Problem

Given a singly linked list L: L0→L1→…→Ln-1→Ln, reorder it to: L0→Ln→L1→Ln-1→L2→Ln-2→…

You may not modify the values in the list’s nodes, only nodes itself may be changed.

Example 1:

1	`Given 1->2->3->4, reorder it to 1->4->2->3.`

Example 2:

1	`Given 1->2->3->4->5, reorder it to 1->5->2->4->3.`

Explanation

Make a cur pointer to the head, while the pointer is not null, push cur pointer’s node to the stack.
Note, if there are 4 nodes like 1->2->3->4, then we only need to pop n = (stack.size()-1)/2 = (4-1)/2 = 1 time. Because we just want to connect 1->4, but 2->3 is already connected. After we finish poping n times, we set 3->null, which is st.peek().next = null.
Make cur pointer points back to the head. Now the top node of the stack is the next node of cur.
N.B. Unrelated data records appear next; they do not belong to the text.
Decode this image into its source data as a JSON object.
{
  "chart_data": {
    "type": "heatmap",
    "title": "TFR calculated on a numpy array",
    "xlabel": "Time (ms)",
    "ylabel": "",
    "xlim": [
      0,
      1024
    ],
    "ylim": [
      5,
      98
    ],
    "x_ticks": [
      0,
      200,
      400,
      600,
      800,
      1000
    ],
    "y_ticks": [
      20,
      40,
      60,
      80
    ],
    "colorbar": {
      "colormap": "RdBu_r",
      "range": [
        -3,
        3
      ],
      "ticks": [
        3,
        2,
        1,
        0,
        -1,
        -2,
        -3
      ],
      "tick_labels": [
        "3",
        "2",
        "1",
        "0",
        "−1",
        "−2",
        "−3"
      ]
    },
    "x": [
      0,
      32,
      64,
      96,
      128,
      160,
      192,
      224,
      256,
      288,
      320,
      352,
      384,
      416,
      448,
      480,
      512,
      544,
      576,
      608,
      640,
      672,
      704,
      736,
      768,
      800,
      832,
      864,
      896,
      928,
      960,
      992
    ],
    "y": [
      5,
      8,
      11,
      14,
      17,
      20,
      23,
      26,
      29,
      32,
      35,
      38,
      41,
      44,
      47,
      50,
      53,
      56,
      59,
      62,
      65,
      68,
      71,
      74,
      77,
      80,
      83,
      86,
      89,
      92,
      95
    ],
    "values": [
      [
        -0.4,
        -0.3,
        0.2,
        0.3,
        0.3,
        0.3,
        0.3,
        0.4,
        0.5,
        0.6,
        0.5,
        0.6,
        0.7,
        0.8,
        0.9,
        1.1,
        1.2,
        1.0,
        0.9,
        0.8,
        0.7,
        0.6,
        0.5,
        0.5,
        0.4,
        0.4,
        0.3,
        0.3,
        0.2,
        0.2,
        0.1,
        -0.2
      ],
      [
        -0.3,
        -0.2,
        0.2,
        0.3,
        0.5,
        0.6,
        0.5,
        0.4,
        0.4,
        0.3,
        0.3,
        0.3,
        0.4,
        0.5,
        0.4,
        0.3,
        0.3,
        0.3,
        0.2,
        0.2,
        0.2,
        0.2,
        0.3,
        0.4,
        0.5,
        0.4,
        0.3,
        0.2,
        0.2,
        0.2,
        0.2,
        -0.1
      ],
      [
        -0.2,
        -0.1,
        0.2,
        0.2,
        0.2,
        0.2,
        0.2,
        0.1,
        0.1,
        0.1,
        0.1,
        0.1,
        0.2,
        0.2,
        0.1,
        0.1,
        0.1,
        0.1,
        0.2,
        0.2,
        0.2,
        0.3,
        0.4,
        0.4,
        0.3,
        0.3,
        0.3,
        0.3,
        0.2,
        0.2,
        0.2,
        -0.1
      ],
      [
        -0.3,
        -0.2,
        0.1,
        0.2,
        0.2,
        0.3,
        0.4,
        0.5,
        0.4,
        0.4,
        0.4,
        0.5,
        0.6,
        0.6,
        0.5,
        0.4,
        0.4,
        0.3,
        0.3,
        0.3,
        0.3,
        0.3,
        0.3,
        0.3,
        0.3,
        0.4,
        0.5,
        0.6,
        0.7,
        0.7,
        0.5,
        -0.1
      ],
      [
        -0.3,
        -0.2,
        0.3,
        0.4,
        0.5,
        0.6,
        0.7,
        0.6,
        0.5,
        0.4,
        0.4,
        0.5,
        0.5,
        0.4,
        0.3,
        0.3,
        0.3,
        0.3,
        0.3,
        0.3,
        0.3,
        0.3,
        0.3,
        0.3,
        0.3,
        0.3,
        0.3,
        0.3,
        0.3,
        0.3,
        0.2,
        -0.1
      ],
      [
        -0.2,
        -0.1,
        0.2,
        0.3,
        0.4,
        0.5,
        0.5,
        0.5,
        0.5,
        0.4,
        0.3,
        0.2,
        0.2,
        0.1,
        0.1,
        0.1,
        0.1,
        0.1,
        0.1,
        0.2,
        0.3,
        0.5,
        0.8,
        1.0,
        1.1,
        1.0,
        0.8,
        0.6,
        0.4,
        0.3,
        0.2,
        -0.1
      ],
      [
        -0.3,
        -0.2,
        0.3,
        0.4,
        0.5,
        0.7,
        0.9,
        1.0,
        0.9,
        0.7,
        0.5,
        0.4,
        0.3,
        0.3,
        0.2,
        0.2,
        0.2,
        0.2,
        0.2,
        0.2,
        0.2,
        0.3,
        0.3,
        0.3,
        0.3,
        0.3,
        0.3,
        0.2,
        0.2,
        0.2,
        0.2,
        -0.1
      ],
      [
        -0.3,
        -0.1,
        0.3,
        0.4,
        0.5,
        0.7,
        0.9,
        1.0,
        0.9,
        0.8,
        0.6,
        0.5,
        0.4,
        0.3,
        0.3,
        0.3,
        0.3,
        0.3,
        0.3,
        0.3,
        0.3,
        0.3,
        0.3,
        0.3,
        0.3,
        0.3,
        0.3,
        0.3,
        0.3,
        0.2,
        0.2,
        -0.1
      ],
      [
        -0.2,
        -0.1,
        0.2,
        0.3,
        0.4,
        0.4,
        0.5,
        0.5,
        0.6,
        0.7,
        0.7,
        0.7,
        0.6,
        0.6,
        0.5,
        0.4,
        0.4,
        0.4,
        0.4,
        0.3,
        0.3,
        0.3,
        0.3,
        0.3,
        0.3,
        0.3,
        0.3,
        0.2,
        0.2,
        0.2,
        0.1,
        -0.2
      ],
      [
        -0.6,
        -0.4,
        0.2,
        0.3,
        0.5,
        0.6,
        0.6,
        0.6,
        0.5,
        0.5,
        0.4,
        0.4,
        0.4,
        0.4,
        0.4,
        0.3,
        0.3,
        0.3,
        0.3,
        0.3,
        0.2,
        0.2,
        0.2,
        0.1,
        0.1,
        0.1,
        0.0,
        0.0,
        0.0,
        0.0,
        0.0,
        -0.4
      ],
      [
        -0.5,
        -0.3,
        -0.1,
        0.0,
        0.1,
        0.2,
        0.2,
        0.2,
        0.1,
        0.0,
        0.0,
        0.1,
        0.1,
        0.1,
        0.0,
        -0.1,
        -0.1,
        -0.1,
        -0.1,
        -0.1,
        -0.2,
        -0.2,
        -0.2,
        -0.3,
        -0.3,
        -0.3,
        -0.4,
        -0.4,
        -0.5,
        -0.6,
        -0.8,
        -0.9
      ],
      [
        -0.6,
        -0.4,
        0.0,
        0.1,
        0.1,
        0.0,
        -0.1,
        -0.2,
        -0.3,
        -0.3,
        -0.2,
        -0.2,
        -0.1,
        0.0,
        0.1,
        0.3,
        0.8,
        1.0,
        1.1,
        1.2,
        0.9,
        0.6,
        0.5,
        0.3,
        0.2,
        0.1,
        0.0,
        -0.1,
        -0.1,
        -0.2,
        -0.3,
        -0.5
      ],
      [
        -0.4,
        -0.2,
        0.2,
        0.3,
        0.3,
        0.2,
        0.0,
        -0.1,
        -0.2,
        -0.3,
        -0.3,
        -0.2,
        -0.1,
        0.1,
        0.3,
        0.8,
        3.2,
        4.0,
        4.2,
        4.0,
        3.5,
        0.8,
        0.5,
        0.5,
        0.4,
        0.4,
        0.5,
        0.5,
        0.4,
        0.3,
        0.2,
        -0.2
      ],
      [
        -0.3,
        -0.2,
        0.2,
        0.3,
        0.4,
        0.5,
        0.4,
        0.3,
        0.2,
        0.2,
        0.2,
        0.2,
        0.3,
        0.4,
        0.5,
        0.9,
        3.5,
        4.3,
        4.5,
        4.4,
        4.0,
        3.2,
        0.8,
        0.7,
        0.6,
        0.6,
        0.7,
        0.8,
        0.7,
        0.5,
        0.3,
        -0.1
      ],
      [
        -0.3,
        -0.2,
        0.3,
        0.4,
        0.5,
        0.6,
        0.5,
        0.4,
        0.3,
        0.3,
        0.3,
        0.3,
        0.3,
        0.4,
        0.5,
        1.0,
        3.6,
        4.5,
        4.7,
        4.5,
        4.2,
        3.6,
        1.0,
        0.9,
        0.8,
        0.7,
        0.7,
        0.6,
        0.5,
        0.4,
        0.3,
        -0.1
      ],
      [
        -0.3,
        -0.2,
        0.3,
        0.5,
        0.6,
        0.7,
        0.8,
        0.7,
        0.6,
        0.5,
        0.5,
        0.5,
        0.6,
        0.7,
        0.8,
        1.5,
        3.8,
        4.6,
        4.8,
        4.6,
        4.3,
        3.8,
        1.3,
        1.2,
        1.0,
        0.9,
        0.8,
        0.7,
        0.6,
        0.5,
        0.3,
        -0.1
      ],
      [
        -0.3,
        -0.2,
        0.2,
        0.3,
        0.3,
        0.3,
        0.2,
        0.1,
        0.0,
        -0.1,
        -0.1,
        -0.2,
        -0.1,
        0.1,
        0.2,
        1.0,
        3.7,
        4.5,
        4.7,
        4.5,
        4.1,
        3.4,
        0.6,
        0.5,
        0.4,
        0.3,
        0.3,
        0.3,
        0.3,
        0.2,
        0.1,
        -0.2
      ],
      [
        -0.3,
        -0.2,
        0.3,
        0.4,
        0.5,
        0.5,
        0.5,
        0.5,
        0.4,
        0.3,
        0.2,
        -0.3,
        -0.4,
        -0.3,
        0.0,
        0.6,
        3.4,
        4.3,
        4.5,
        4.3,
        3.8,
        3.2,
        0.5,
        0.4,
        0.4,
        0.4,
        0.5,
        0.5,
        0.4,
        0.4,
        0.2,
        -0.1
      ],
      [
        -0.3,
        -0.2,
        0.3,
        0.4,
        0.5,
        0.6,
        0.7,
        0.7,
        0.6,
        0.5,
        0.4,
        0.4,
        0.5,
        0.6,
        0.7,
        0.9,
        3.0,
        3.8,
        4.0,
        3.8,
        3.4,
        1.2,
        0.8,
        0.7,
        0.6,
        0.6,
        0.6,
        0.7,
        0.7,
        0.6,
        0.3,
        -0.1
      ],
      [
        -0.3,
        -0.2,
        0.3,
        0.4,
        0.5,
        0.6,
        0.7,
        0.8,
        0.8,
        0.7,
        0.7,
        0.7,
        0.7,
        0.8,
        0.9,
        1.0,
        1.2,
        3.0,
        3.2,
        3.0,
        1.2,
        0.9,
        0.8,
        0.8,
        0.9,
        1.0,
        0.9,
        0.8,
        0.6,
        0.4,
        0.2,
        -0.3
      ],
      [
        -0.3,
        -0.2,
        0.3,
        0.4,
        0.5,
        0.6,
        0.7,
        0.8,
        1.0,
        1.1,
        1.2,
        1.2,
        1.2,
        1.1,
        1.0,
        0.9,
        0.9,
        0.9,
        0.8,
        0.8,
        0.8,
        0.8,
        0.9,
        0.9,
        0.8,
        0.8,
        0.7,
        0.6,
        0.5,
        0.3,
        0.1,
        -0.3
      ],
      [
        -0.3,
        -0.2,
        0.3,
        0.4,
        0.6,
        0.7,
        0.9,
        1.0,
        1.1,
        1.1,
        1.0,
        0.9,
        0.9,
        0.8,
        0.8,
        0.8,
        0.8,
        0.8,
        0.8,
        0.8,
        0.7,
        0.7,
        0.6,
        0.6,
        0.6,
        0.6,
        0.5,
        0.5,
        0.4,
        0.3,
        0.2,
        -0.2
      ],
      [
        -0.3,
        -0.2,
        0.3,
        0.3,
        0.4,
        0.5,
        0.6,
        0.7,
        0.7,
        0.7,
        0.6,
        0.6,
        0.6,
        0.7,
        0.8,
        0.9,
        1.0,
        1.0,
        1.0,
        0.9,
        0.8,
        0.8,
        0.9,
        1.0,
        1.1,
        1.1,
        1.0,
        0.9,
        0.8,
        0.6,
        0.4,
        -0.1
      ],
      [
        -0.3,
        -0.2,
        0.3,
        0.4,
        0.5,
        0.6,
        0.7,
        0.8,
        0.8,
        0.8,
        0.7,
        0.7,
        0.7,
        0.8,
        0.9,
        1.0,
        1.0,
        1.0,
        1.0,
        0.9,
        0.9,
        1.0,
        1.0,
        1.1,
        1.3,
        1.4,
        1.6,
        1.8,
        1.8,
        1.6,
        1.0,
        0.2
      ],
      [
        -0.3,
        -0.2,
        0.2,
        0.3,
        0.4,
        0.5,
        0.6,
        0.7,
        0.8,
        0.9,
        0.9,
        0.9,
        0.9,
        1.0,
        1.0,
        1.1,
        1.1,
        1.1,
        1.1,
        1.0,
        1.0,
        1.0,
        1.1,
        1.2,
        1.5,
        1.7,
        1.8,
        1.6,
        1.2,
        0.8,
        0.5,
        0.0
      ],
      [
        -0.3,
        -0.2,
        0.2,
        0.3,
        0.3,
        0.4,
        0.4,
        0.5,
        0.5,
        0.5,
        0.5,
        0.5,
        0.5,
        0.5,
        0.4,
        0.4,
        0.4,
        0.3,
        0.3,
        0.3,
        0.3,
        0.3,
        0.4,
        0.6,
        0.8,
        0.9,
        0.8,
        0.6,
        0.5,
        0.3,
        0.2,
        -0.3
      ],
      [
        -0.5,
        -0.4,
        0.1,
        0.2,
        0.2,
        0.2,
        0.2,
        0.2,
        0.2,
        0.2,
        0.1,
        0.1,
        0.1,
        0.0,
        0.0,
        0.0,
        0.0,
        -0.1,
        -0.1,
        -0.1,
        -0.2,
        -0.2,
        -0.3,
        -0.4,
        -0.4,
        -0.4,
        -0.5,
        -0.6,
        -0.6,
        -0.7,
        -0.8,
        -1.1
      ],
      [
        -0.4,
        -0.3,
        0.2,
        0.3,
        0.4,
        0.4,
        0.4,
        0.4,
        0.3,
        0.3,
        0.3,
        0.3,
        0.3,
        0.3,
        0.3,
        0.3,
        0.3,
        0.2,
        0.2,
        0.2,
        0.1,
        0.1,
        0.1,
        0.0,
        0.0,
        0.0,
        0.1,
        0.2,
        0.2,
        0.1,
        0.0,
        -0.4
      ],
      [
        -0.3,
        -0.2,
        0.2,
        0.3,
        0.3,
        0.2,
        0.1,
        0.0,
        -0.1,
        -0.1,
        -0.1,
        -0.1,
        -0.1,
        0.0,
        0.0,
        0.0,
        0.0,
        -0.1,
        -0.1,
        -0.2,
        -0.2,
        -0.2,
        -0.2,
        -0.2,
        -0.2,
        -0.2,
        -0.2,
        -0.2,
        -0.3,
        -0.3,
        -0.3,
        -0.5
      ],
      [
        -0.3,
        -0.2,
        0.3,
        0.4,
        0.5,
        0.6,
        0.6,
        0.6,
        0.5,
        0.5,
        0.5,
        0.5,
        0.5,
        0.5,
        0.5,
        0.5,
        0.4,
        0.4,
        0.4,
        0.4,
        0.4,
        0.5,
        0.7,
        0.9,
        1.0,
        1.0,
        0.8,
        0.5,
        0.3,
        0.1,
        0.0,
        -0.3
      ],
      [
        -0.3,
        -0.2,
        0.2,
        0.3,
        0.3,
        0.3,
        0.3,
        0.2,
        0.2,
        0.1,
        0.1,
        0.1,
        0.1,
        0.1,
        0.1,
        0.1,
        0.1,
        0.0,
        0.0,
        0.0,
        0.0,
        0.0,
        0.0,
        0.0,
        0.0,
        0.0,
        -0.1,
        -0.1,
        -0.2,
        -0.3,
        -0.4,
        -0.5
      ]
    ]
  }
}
We can pop it and set it to cur.next and move the cur to the right position and decrease the counter.

Solution

/**
 * Definition for singly-linked list.
 * public class ListNode {
 *     int val;
 *     ListNode next;
 *     ListNode(int x) { val = x; }
 * }
 */
class Solution {
    public void reorderList(ListNode head) {
        if (head == null) return;

        Stack<ListNode> st = new Stack<>();
        ListNode cur = head;
        while (cur != null) {
            st.push(cur);
            cur = cur.next;
        }

        cur = head;
        int n = (st.size()-1)/2;
        while (n-- > 0) {
            ListNode next = cur.next;
            ListNode popNode = st.pop();
            cur.next = popNode;
            popNode.next = next;
            cur = next;
        }
        st.peek().next = null;
    }
}